I just feel a little bit sad. Happy but sad.

celebrating the end of nursery with the chocolate of champions


  1. Actually Mummy...

    He’ll always be your baby. I cried yesterday because GG left infant school to move on to year 3. She’s still my baby – she just knows more stuff and she’s better company now! Chin up – he’ll be at uni before you know it! (Not helping much am I? Sorry )

  2. VeryBoredinCatalunya (@VBinCatalunya)

    It’s always difficult to let go of a certain point in their lives, but it’s worth doing so because the next stage has so much to offer. X

  3. I Heart Motherhood

    Awww i think I know how you feel, I’ve been feeling it a bit too with both mine, Noah turned 1 so is no longer a baby and Isla turned 3 and signalled to me that she is a bit more than a toddler. It’s hard thinking about them entering the wider world even though its exciting too. lots of love x

  4. Jenny

    Last Friday, the day after ‘move up day’ the Cheetah Keeper attempted to lock himself in the toilet (that doesn’t have a lock!) as he wanted to stay in his class ‘forever’. Taking a distressed child to school I explained the problem and his teaching assistant (with something like 27 years of experiencing the same thing) said “but he’s ready for it” – it being Year 1. So, despite the rain and the inevitable heartache that comes with this harsh reminder that our children are growing up, I’m looking at today with the view that they’re ready for their next stage – to continue to learn and grow a little more.
    I’m actually more sad for some of our Year 6 kids who are leaving (I work with them on a voluntary basis) as they leave the school that has provided love, consistency, care, boundaries and a safe environment that has been lacking at home. They’re off to be just another child in very big secondary schools, essentially to fend for themselves at the tender age of 11. Some of their parents won’t bother coming to their Leaving Assembly. I’ll be there, stuck behind the piano, feeling very proud of them too.

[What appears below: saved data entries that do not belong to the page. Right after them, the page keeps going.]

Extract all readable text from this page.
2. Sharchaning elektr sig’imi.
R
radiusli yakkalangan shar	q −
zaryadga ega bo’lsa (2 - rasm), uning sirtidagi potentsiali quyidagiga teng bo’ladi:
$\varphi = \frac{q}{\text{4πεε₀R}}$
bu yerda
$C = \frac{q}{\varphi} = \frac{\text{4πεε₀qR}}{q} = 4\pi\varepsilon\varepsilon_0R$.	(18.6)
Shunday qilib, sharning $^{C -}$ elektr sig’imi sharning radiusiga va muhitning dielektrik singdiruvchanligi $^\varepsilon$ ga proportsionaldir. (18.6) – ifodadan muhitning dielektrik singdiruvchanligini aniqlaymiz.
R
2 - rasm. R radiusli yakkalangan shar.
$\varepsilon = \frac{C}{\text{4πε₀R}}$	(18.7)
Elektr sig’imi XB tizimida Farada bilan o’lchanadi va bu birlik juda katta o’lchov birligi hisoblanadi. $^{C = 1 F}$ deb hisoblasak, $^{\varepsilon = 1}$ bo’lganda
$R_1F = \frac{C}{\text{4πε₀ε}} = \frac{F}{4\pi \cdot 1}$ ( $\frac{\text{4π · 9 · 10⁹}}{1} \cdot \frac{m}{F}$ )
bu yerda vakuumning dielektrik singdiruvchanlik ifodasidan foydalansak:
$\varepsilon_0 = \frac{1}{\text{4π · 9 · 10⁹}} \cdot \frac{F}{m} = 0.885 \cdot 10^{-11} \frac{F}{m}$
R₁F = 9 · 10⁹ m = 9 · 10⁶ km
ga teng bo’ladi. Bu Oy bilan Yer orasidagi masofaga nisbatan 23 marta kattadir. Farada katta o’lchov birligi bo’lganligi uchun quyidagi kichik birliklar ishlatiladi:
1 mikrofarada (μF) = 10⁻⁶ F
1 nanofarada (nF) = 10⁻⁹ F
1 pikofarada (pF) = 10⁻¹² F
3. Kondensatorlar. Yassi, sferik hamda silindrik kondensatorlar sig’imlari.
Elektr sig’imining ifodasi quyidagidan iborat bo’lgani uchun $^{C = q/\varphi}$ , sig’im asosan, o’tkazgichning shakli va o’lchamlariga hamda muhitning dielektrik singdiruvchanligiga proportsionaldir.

  5. Older Mum (@Older_Mum)

    Lovely post. So bitter sweet. He’ll always be your boy … but that line about wondering for how long he will still want to hold your hand got me all choked up! Little A has just started nursery, she’s 2.5 years, and pronounced that she disn’t miss me when I picked her up the other day … sniff. I also worry that I don’t savour enough of my childs growing up too!

  6. Molly

    Totally understandable. I’ve felt this way on both of F’s birthdays. Happy at the excitement of a new milestone, but sad and nostalgic for the tiny baby she was and will never be again. xx

  7. Nikki Thomas

    I cried when my three boys left play group and when my eldest left primary school. It is a hugely emotional time. I even welled up today in the school leavers assembly and none of mine were leaving. Change is tricky sometimes whether it is good or bad. Maybe you need a transition box too! Beautifully written x

  8. Alexander Residence

    It was sad leaving nursery, I cried when she left, but it was great when it became time to start school, we were ready and excited for it by the end of the Summer. I think in the old days parents cried saying goodbye at the school gate, but these days as more kids go to nursery that’s where you feels the bigger loss?

  9. Jen Stanbrook

    I cried when my youngest left pre school, it seemed the end of an era. But a few days ago I held back the tears when she finished Reception. Very proud, very emotional, it’s an emotional rollercoaster this parenting lark!

  10. woollyandred

    Starting school *is* a big thing. It’s a stepping into the “real” world, with all its constraints as well as its freedoms. No less happy, but different. Glad that your special summer has got off to such a good start.